Oil prices have proved stubborn in the last couple of weeks, moving up and down by too little for the comfort of those who would like to see them higher in light of some strong tailwinds such as OPEC’s agreement to cut production and a major field outage in Libya.

Yet it seems the relentless increase in U.S. production is countering these tailwinds. Daily output is likely to have continued rising last week, but the actual numbers will become public at a later time, when the EIA processes production data from companies in the sector.

In gasoline, the EIA said inventories had gone up by 2.1 million barrels in the first week of December, with daily production at 10.5 million barrels, versus 9.7 million bpd a week earlier.

In distillate fuel, the authority reported a daily production rate of 5.5 million barrels and an inventory decline of 1.5 million barrels. A week earlier, refineries churned out 5.6 million bpd of distillate fuel.
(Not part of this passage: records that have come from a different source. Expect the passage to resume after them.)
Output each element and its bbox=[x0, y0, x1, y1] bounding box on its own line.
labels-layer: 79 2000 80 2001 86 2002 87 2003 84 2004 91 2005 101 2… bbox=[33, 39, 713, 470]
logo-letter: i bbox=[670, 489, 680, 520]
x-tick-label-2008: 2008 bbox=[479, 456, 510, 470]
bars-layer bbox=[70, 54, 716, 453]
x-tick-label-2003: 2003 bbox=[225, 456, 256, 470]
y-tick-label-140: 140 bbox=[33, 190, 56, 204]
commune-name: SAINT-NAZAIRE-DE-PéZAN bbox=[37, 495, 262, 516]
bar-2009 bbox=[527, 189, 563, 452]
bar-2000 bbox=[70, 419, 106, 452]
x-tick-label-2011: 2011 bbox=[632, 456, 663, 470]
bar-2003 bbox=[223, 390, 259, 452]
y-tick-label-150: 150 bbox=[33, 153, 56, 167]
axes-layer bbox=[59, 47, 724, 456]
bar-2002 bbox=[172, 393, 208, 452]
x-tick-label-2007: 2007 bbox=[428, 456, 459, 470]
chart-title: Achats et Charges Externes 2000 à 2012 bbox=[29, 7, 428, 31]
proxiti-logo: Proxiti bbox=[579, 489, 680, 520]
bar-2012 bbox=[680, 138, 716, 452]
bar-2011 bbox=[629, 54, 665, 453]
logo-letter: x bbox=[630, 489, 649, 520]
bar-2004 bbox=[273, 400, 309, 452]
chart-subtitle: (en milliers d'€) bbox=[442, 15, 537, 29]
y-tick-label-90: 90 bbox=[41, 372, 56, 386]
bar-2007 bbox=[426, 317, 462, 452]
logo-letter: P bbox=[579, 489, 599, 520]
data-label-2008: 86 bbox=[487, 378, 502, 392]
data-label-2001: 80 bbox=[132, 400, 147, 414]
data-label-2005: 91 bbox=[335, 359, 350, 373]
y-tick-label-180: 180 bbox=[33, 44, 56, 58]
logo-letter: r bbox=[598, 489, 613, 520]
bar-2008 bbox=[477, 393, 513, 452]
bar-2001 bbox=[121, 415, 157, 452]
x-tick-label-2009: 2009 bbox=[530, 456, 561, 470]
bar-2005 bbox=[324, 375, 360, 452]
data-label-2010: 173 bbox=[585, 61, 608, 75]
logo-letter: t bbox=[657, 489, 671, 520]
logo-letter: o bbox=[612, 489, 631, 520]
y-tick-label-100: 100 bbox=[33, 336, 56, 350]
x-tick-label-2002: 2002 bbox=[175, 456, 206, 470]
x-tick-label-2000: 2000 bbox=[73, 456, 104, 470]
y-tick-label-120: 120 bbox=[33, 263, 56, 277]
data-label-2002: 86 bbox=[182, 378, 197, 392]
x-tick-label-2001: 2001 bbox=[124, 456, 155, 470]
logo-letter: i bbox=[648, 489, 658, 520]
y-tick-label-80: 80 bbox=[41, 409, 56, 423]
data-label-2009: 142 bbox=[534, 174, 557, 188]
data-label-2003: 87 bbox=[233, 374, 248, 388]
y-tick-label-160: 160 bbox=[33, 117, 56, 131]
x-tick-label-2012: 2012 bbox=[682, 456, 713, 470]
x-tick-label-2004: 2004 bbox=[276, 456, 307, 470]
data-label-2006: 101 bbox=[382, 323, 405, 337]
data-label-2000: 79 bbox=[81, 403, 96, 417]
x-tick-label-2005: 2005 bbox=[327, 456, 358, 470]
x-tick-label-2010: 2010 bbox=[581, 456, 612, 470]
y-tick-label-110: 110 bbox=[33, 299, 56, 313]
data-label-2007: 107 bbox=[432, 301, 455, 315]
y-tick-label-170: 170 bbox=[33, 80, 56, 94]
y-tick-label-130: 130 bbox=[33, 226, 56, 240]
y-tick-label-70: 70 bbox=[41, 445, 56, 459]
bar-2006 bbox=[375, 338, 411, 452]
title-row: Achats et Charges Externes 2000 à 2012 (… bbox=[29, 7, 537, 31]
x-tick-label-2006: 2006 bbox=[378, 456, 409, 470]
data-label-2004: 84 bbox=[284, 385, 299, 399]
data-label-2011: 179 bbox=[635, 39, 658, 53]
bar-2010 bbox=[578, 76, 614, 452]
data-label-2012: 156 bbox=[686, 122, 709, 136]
In total, refineries last week processed 17.4 million bpd of crude, down from a week earlier.

Analysts seem to be beginning to worry the supply cut announced by OPEC+ would not be enough to compensate projections for slowing demand growth as pressure increases on emerging economies.

What’s more, Russia said it will reduce its production slowly and gradually, justifying the decision with challenging winter conditions, which means the reduction in global supply will not be felt as quickly as it would have otherwise, serving to relieve some of the worry. Acting fast on these concerns, Reuters reports, money managers have reduced their long positions on both Brent and WTI to three-year lows since the beginning of December.